I didn’t think that this blog was the place to talk about my very strong feelings about the results of the November U.S. election. And since I’m not comfortable avoiding the elephant in the room, I’ve chosen to remain silent.
But two things have happened that lead me to post this today, Inauguration Day: the beginning of dismantling the Affordable Healthcare Act and the upcoming Women’s March.
I’m not going to present the long lists of pros and cons for retaining the ACA (ObamaCare) legislation here. But one thing is clear to me. Although the ACA did not have a direct impact on my life, it has done far more good than harm for many of my clients and I think that’s a huge step in the right direction. Similarly, I won’t debate the merits of The Women’s March. Instead, I share my experience with this issue since, as I’m discovering that, not surprisingly, I’m not alone.
From the moment I read about this event, I had two thoughts: I’d love to be part of this and I’m not going to put my body through this. And when I told friends and family that I wasn’t going to Washington or even marching locally in Boston, the consistent reply was, “Of course you shouldn’t”. No one tried to convince me otherwise. Each of those women with whom I spoke are going and each seemed confident that I was right in choosing not to.
I couldn’t find a way to feel settled with my decision until I read this post, Why The Disability March is an Important Part of the Women’s March by Cathy Chester, An Empowered Spirit . Cathy’s thoughts cleared my own fog and allowed me to see the issues more clearly. And learning about the online disability response has helped me give voice to my silence.

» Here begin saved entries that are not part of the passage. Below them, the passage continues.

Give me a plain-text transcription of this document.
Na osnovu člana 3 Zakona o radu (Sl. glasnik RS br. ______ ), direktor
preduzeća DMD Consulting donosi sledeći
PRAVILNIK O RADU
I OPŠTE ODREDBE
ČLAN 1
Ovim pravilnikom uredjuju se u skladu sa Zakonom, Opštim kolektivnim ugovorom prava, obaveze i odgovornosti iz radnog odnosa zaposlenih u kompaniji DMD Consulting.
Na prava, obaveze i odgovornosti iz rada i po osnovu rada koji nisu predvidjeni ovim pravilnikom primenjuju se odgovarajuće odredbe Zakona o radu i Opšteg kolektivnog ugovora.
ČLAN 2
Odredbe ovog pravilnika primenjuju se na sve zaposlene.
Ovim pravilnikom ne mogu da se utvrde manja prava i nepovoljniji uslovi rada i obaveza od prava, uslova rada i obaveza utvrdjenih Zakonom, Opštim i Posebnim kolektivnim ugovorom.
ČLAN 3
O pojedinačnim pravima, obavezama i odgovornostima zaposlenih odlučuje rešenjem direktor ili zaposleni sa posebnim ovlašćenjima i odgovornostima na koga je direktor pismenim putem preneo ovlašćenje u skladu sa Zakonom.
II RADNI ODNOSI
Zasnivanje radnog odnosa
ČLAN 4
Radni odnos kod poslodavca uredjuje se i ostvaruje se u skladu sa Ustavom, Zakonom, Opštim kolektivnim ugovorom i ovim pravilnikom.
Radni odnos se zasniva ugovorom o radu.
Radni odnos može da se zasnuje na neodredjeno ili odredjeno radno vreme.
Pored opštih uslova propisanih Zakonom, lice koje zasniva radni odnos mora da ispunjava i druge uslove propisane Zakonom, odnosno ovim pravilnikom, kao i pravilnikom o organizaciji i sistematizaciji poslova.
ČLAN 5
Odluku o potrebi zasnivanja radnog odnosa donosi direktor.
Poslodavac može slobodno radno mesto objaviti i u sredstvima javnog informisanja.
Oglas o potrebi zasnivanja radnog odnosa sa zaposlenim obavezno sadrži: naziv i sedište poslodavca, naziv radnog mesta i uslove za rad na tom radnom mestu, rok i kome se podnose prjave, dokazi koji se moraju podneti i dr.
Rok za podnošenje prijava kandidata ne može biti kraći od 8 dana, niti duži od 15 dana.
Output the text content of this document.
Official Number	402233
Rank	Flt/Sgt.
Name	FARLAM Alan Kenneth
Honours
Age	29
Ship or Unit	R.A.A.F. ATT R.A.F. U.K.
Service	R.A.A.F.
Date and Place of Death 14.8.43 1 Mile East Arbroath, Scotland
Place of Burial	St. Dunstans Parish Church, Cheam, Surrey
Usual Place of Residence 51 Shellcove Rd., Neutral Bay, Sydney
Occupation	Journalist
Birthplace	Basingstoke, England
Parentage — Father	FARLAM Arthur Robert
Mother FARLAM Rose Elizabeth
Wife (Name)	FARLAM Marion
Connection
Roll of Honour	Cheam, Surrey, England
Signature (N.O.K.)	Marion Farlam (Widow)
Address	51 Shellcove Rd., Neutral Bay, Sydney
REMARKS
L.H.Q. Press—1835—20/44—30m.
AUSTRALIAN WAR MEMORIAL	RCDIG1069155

Yes, this is another reminder of how my physical limits influence my choices (as if I need this to remember!). It’s reminded me how easy it is to feel invisible when you’re ‘other’ . But, I needed to also be reminded that there are other ways to be part of the party. And most importantly, to all who feel outside, excluded, invisible, we each have to speak up for those who can’t or won’t.
Alyson Knop says
Rosalind,
I, too, wanted to participate in the March, or even one in my local city. A friend of mine who uses a wheelchair (CP, not a chronic illness) is going to DC, even though it’ll be tough for her to get on a bus, and I sort of felt like a loser that I wasn’t doing it. But I’ve learned in a big way in the past few days that I really must preserve my energy. I’ve had to make some family trips in the past several weeks that have exhausted me (that losing-a-lot-of-blood feeling), but I felt I needed to exercise on Wed. a.m. since I hadn’t done so in several days. Ended up in the ER with chest pains and it looked for a while like I’d need a stent in a heart artery or even bypass surgery. Miracle of miracles, tests showed I didn’t have cardiac issues, but with a long history of inflammatory illness, I could have. Instead, my doctor and my husband (and now, I) are pretty convinced this happened just because I didn’t listen to my body at all. It’s so hard to keep saying no to things, but doing so may sometimes be a choice of life over death.
Rosalind says
Thank you for sharing this, Alyson. Listening to your body can be a lot easier said than done. That’s why I developed a process called Take Your Pulse – it’s in my workbook and I”m currently figuring out how to make it a podcast. And then even when we do listen, the path to making decisions based on what we hear, can be conflict laden and confusing. It sounds as if you are doing the best you can to live with this. I hope you continue to be able to make such adjustments.